Special Event

Goodbye, city life: See the past at Scott Settlement

Forget cellphones and fast food. For the early settlers of Arkansas, communication was spotty and dinner meant trapping, cleaning and cooking the food yourself.

It was not an easy way of life, but modern-day people can have fun experiencing it at the Scott Settlement Historical Rendezvous on Friday and Saturday in Scott.

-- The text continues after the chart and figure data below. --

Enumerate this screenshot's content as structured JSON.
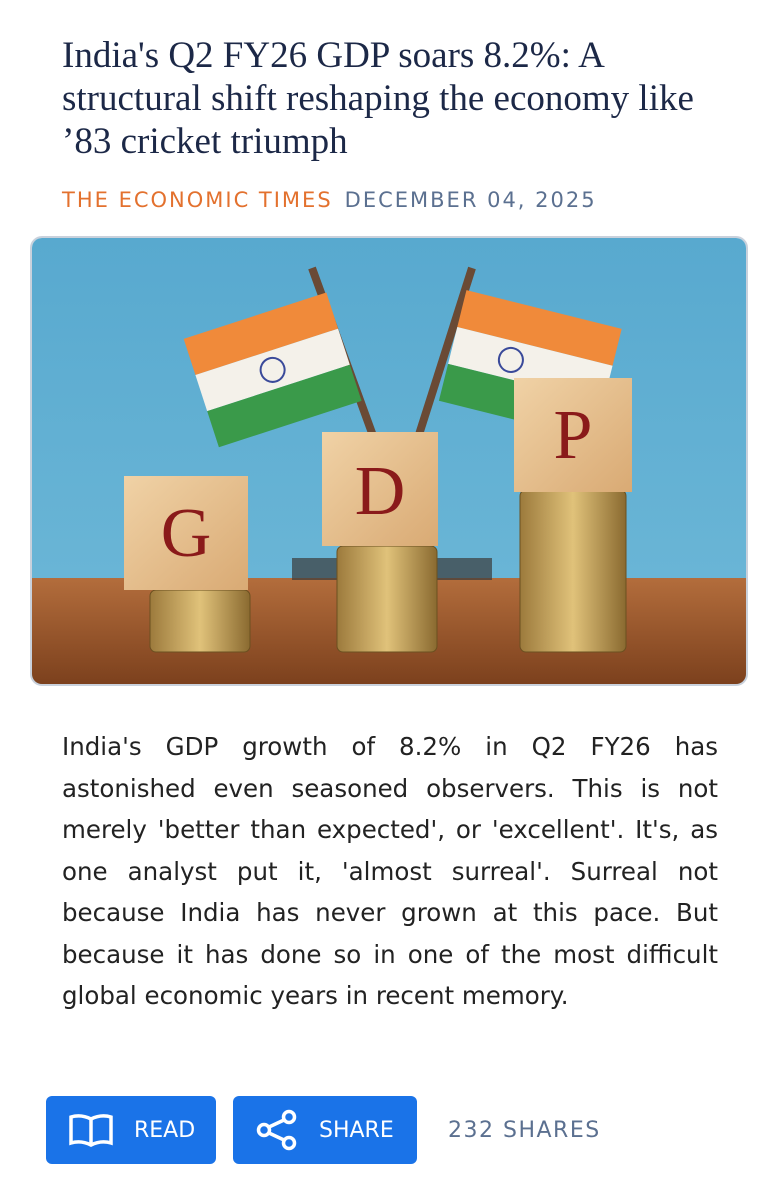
{
  "article": {
    "headline": "India's Q2 FY26 GDP soars 8.2%: A structural shift reshaping the economy like ’83 cricket triumph",
    "source": "THE ECONOMIC TIMES",
    "date": "DECEMBER 04, 2025",
    "image": {
      "blocks": [
        "G",
        "D",
        "P"
      ]
    },
    "body": "India's GDP growth of 8.2% in Q2 FY26 has astonished even seasoned observers. This is not merely 'better than expected', or 'excellent'. It's, as one analyst put it, 'almost surreal'. Surreal not because India has never grown at this pace. But because it has done so in one of the most difficult global economic years in recent memory.",
    "actions": {
      "read": "READ",
      "share": "SHARE",
      "shares_count": "232 SHARES"
    }
  }
}
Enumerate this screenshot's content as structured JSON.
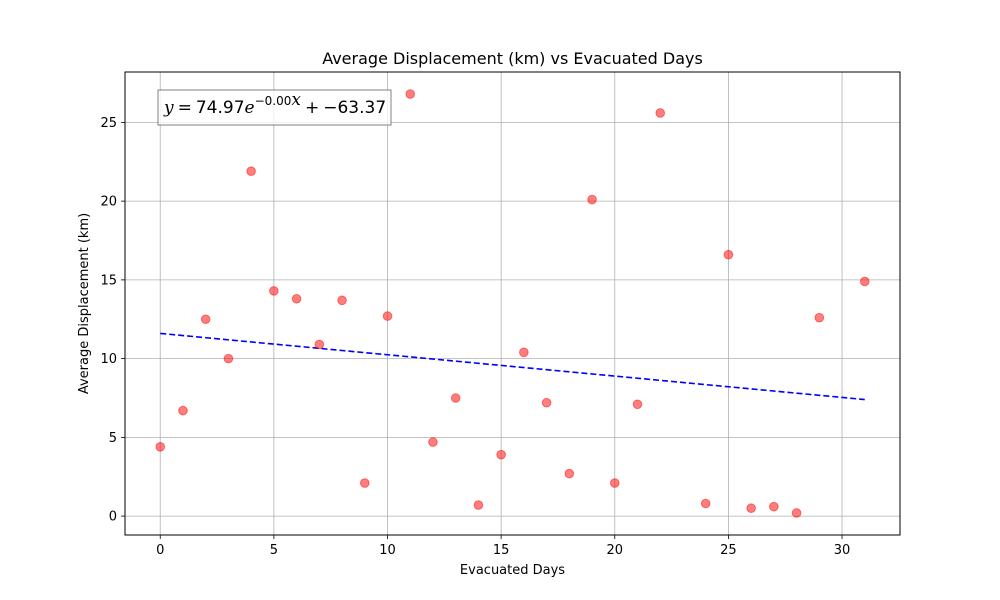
{
  "chart_data": {
    "type": "scatter",
    "title": "Average Displacement (km) vs Evacuated Days",
    "xlabel": "Evacuated Days",
    "ylabel": "Average Displacement (km)",
    "xlim": [
      -1.55,
      32.55
    ],
    "ylim": [
      -1.2,
      28.2
    ],
    "xticks": [
      0,
      5,
      10,
      15,
      20,
      25,
      30
    ],
    "yticks": [
      0,
      5,
      10,
      15,
      20,
      25
    ],
    "grid": true,
    "annotation": "y = 74.97e^{-0.00x} + -63.37",
    "colors": {
      "points": "#ff0000",
      "fit": "#0000ff",
      "grid": "#b0b0b0"
    },
    "series": [
      {
        "kind": "points",
        "x": [
          0,
          1,
          2,
          3,
          4,
          5,
          6,
          7,
          8,
          9,
          10,
          11,
          12,
          13,
          14,
          15,
          16,
          17,
          18,
          19,
          20,
          21,
          22,
          24,
          25,
          26,
          27,
          28,
          29,
          31
        ],
        "y": [
          4.4,
          6.7,
          12.5,
          10.0,
          21.9,
          14.3,
          13.8,
          10.9,
          13.7,
          2.1,
          12.7,
          26.8,
          4.7,
          7.5,
          0.7,
          3.9,
          10.4,
          7.2,
          2.7,
          20.1,
          2.1,
          7.1,
          25.6,
          0.8,
          16.6,
          0.5,
          0.6,
          0.2,
          12.6,
          14.9
        ]
      },
      {
        "kind": "fit",
        "x": [
          0,
          31
        ],
        "y": [
          11.6,
          7.4
        ]
      }
    ]
  }
}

Scott Settlement Historical Rendezvous

10 a.m.-5 p.m. Friday-Saturday, Scott Settlement, 15525 Alexander Road, Scott

Admission: $3, children under 6 free

(501) 944-0736

scottconnections.org

Ed Williams, board president for settlement overseer Scott Connections, says the rendezvous is "a way for the 21st-century person to experience what life was like in Arkansas 200 years ago and the trials and tribulations the early settlers of Arkansas experienced."

While the Scott Settlement's 20 or so buildings represent agricultural life from the late 1800s through the early 1900s, the rendezvous covers an earlier period, primarily before 1840.

There are other rendezvous around the state with participation from the Early Arkansaw Reenactors Association -- for instance at Petit Jean Mountain State Park and at Woolly Hollow State Park -- but this is only the second year for the one in Scott.

For the first time, they'll have a speaker and program on the Trail of Tears. But, otherwise, it will be much like last year's event. That means re-enactors setting up camp in the crude tents and lean-tos common in early Arkansas, demonstrating a variety of skills such as shooting, cooking, trapping and just "everyday living."

Guests can get hands-on with period-related games including a skillet toss, tug of war and horse races.

"Not with real horses -- hobby horses," Williams says.

People also can tour the settlement buildings and watch a blacksmith at work in his shop.

Money raised at the rendezvous goes to the settlement for building and grounds upkeep, tour guide salaries and utilities.

Williams describes the settlement as "a way to commemorate that time period in Arkansas history." It is home to carefully restored and decorated buildings such as an 1840-era dogtrot cabin, a train depot, a doctor's office and a sharecropper's cabin.

Between the Scott Settlement buildings, the games, demonstrations and encampments, rendezvous visitors can get a look at roughly 100 years of Arkansas history.

That, Williams says, is the goal: "Keep alive Arkansas history."